Tonlamarsen is one of three late-stage investigational candidates that Kardigan is developing in parallel, as part of its portfolio of targeted product candidates designed to modify the underlying cause of various cardiovascular diseases. The company intends to start the tonlamarsen randomized Phase 2b clinical trial in ASH later this year. The company is also developing danicamtiv i, an investigational cardiac myosin activator targeting familial and genetic dilated cardiomyopathy (DCM) driven by sarcomeric mutations to restore cardiac function through direct activation in both the left atrium and left ventricle, and ataciguat ii, a once-daily, investigational oral soluble guanylate cyclase (sGC) activator, as a potential first-in-class treatment for moderate calcific aortic valve stenosis and an alternative to “watchful waiting.”

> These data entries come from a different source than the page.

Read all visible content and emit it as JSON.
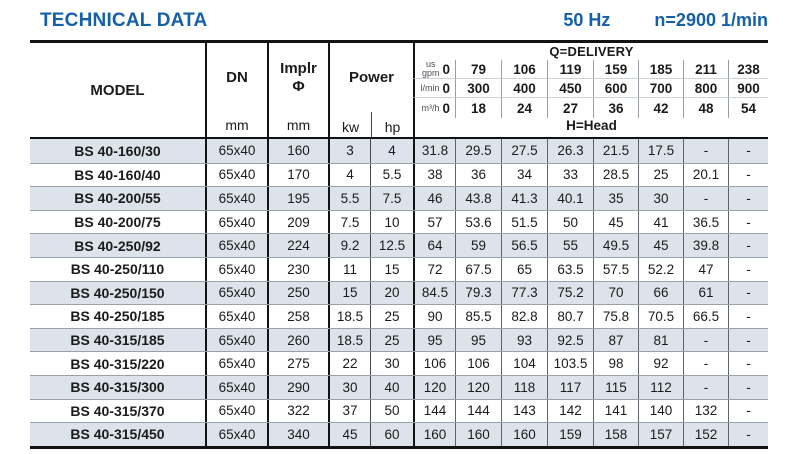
{
  "page": {
    "title": "TECHNICAL DATA",
    "frequency": "50 Hz",
    "speed": "n=2900 1/min"
  },
  "colors": {
    "accent": "#1560a8",
    "stripe": "#dce3ea"
  },
  "table": {
    "model_label": "MODEL",
    "dn_label": "DN",
    "dn_unit": "mm",
    "implr_label": "Implr",
    "implr_symbol": "Φ",
    "implr_unit": "mm",
    "power_label": "Power",
    "kw_label": "kw",
    "hp_label": "hp",
    "delivery_title": "Q=DELIVERY",
    "head_title": "H=Head",
    "flow_rows": [
      {
        "unit": "us\ngpm",
        "values": [
          "0",
          "79",
          "106",
          "119",
          "159",
          "185",
          "211",
          "238"
        ]
      },
      {
        "unit": "l/min",
        "values": [
          "0",
          "300",
          "400",
          "450",
          "600",
          "700",
          "800",
          "900"
        ]
      },
      {
        "unit": "m³/h",
        "values": [
          "0",
          "18",
          "24",
          "27",
          "36",
          "42",
          "48",
          "54"
        ]
      }
    ],
    "rows": [
      {
        "model": "BS 40-160/30",
        "dn": "65x40",
        "implr": "160",
        "kw": "3",
        "hp": "4",
        "heads": [
          "31.8",
          "29.5",
          "27.5",
          "26.3",
          "21.5",
          "17.5",
          "-",
          "-"
        ]
      },
      {
        "model": "BS 40-160/40",
        "dn": "65x40",
        "implr": "170",
        "kw": "4",
        "hp": "5.5",
        "heads": [
          "38",
          "36",
          "34",
          "33",
          "28.5",
          "25",
          "20.1",
          "-"
        ]
      },
      {
        "model": "BS 40-200/55",
        "dn": "65x40",
        "implr": "195",
        "kw": "5.5",
        "hp": "7.5",
        "heads": [
          "46",
          "43.8",
          "41.3",
          "40.1",
          "35",
          "30",
          "-",
          "-"
        ]
      },
      {
        "model": "BS 40-200/75",
        "dn": "65x40",
        "implr": "209",
        "kw": "7.5",
        "hp": "10",
        "heads": [
          "57",
          "53.6",
          "51.5",
          "50",
          "45",
          "41",
          "36.5",
          "-"
        ]
      },
      {
        "model": "BS 40-250/92",
        "dn": "65x40",
        "implr": "224",
        "kw": "9.2",
        "hp": "12.5",
        "heads": [
          "64",
          "59",
          "56.5",
          "55",
          "49.5",
          "45",
          "39.8",
          "-"
        ]
      },
      {
        "model": "BS 40-250/110",
        "dn": "65x40",
        "implr": "230",
        "kw": "11",
        "hp": "15",
        "heads": [
          "72",
          "67.5",
          "65",
          "63.5",
          "57.5",
          "52.2",
          "47",
          "-"
        ]
      },
      {
        "model": "BS 40-250/150",
        "dn": "65x40",
        "implr": "250",
        "kw": "15",
        "hp": "20",
        "heads": [
          "84.5",
          "79.3",
          "77.3",
          "75.2",
          "70",
          "66",
          "61",
          "-"
        ]
      },
      {
        "model": "BS 40-250/185",
        "dn": "65x40",
        "implr": "258",
        "kw": "18.5",
        "hp": "25",
        "heads": [
          "90",
          "85.5",
          "82.8",
          "80.7",
          "75.8",
          "70.5",
          "66.5",
          "-"
        ]
      },
      {
        "model": "BS 40-315/185",
        "dn": "65x40",
        "implr": "260",
        "kw": "18.5",
        "hp": "25",
        "heads": [
          "95",
          "95",
          "93",
          "92.5",
          "87",
          "81",
          "-",
          "-"
        ]
      },
      {
        "model": "BS 40-315/220",
        "dn": "65x40",
        "implr": "275",
        "kw": "22",
        "hp": "30",
        "heads": [
          "106",
          "106",
          "104",
          "103.5",
          "98",
          "92",
          "-",
          "-"
        ]
      },
      {
        "model": "BS 40-315/300",
        "dn": "65x40",
        "implr": "290",
        "kw": "30",
        "hp": "40",
        "heads": [
          "120",
          "120",
          "118",
          "117",
          "115",
          "112",
          "-",
          "-"
        ]
      },
      {
        "model": "BS 40-315/370",
        "dn": "65x40",
        "implr": "322",
        "kw": "37",
        "hp": "50",
        "heads": [
          "144",
          "144",
          "143",
          "142",
          "141",
          "140",
          "132",
          "-"
        ]
      },
      {
        "model": "BS 40-315/450",
        "dn": "65x40",
        "implr": "340",
        "kw": "45",
        "hp": "60",
        "heads": [
          "160",
          "160",
          "160",
          "159",
          "158",
          "157",
          "152",
          "-"
        ]
      }
    ]
  }
}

About Acute Severe Hypertension (ASH)

Acute severe hypertension (ASH) is a sudden elevation in blood pressure greater than or equal to 180/110 mmHg. Approximately six million patients present in emergency rooms with ASH and about two million cases lead to hospitalization each year in the United States. Following hospital discharge, patients with ASH are in a high-risk, vulnerable period, and often experience ongoing health challenges in the weeks and months after hospitalization, with persistent hypertension and continued risk of acute end-organ damage. ASH, often triggered by stress-hormones, is associated with dysregulation of angiotensinogen (AGT), a key upstream precursor in the Renin-Angiotensin-Aldosterone System (RAAS), the main pathway in blood pressure regulation. While many people who develop ASH have underlying chronic resistant or uncontrolled hypertension, the near-term risk associated with this acute event is underappreciated and has rarely been studied as a separate condition. There are currently no treatments indicated for the post-hospitalization management of blood pressure in patients with ASH.

About Tonlamarsen

Tonlamarsen is an investigational, subcutaneous, once-monthly, liver-directed antisense oligonucleotide (ASO) designed for the management of blood pressure in patients with acute severe hypertension (ASH) post-hospitalization. Tonlamarsen targets hepatic angiotensinogen (AGT), the sole precursor of the Renin-Angiotensin‑Aldosterone System (RAAS), which regulates blood pressure, vascular tone, and blood volume. By directly down‑modulating AGT at its source in the liver, tonlamarsen is designed to modulate the RAAS pathway upstream as an alternative approach to improving blood pressure management. Kardigan in-licensed exclusive worldwide development and commercialization rights to tonlamarsen, an investigational drug discovered and developed by Ionis Pharmaceuticals.

About Kardigan

Kardigan is a clinical-stage precision therapeutics company developing medicines that target the root cause of specific cardiovascular diseases where no approved treatments exist. Led by a proven and experienced management team, Kardigan is reimagining cardiovascular drug discovery and development through an integrated approach that unites deep cardiovascular biology, real-world patient data, and advanced analytics to enable more precise, efficient, and informed development of novel therapies. The company is based in South San Francisco, California, and Princeton, New Jersey. To learn more, visit Kardigan.bio.

i Kardigan in-licensed exclusive worldwide development and commercialization rights to danicamtiv, an investigational drug discovered at MyoKardia and further developed by Bristol Myers Squibb.

ii Kardigan acquired rights to ataciguat, an investigational drug developed by, and in-licensed from, Sanofi and Mayo Clinic.